I spotted here a large number of things that it would be unwise to repeat here. But I assume the data cleaning process removes such content before pretraining? ;)

Although I have to wonder. I played with some of the base/text Llama models, and got very disturbing output from them. So there's not that much cleaning going on.

throwaway314155•1h ago
> But I assume the data cleaning process removes such content before pretraining? ;)

I didn't check what you're referring to but yes, the major providers likely have state of the art classifiers for censoring and filtering such content.

And when that doesn't work, they can RLHF the behavior from occurring.

You're trying to make some claim about garbage in/garbage out, but if there's even a tiny moat - it's in the filtering of these datasets and the purchasing of licenses to use other larger sources of data that (unlike Common Crawl) _aren't_ freely available for competition and open source movements to use.

commandlinefan•1h ago
My son just sent me an instagram reel that explained how cats work internally, but it was a joke, showing the "purr center" and "knocking things off tables" organ. It was presented completely seriously in a way that any human would realize was just supposed to be funny.
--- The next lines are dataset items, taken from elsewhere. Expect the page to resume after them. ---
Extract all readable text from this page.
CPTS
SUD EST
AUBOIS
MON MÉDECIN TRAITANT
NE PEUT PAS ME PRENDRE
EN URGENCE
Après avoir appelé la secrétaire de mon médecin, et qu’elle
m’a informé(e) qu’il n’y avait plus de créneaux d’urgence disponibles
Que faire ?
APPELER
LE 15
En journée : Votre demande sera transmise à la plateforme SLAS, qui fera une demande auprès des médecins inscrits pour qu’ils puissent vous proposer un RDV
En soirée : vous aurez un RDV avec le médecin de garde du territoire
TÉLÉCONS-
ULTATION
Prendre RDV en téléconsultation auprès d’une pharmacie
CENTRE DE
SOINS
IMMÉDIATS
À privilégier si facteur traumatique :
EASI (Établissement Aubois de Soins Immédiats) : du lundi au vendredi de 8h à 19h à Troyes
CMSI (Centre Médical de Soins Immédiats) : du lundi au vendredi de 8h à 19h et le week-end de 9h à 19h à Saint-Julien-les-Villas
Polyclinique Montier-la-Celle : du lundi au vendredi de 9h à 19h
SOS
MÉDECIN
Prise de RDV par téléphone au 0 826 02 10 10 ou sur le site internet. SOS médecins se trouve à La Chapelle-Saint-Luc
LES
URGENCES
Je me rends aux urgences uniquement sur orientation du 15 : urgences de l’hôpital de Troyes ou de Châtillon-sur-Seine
My first thought was that some LLM is training on this video right now.
Night_Thastus•1h ago
I'm reminded of this 'repair' video: https://www.youtube.com/watch?v=3e6motL4QMc
chuckreynolds•1h ago
is that why chatGPT always tells me "6 7 lol"? ;)
jdkee•1h ago
" Studying “Brain Rot” for LLMs isn’t just a catchy metaphor—it reframes data curation as cognitive hygiene for AI, guiding how we source, filter, and maintain training corpora so deployed systems stay sharp, reliable, and aligned over time."

Is this slop?

Profan•1h ago
... it sure reads like slop

and you know what they say, if it walks like slop, quacks like slop and talks like slop, it's probably slop

earth2mars•1h ago
duh! isn't that obvious. is this some students wanted a project with pretty graphs on writing experience?! I am not trying to be cynical or anything. just questioning the obvious thing here.
antegamisou•1h ago
My Goodness, looks like Computer 'Science' is a complete euphemism now.
nakamoto_damacy•39m ago
Our metaphorical / analogical muscle is too well developed. Maybe there is a drug we can take to reduce how much we lean into it.

If you look at two random patterns of characters and both contain 6s you could say they are similar (because you’re ignoring that the similarity is less than 0.01%). That’s how comparing LLMs to brains feels like. Like roller skates to a cruise ship. They both let you get around.

buyucu•35m ago
I don't understand why people have a hard time understanding 'garbage in, garbage out'. If you train your model on junk, then you will have a junk model.
nomel•23m ago
"Brain rot" is just the new term for "slang that old people don't understand".

"Cool" and "for real" are no different than "rizz" and "no cap". You spoke "brain rot" once, and "cringed" when your parents didn't understand. The cycle repeats.

kcatskcolbdi•12m ago
This both has nothing to do with the linked article (beyond the use of brain rot in the title, but I'm certain you must have read the thing you're commenting on, surely) and is simply incorrect.

Brain rot in this context is not a reference to slang.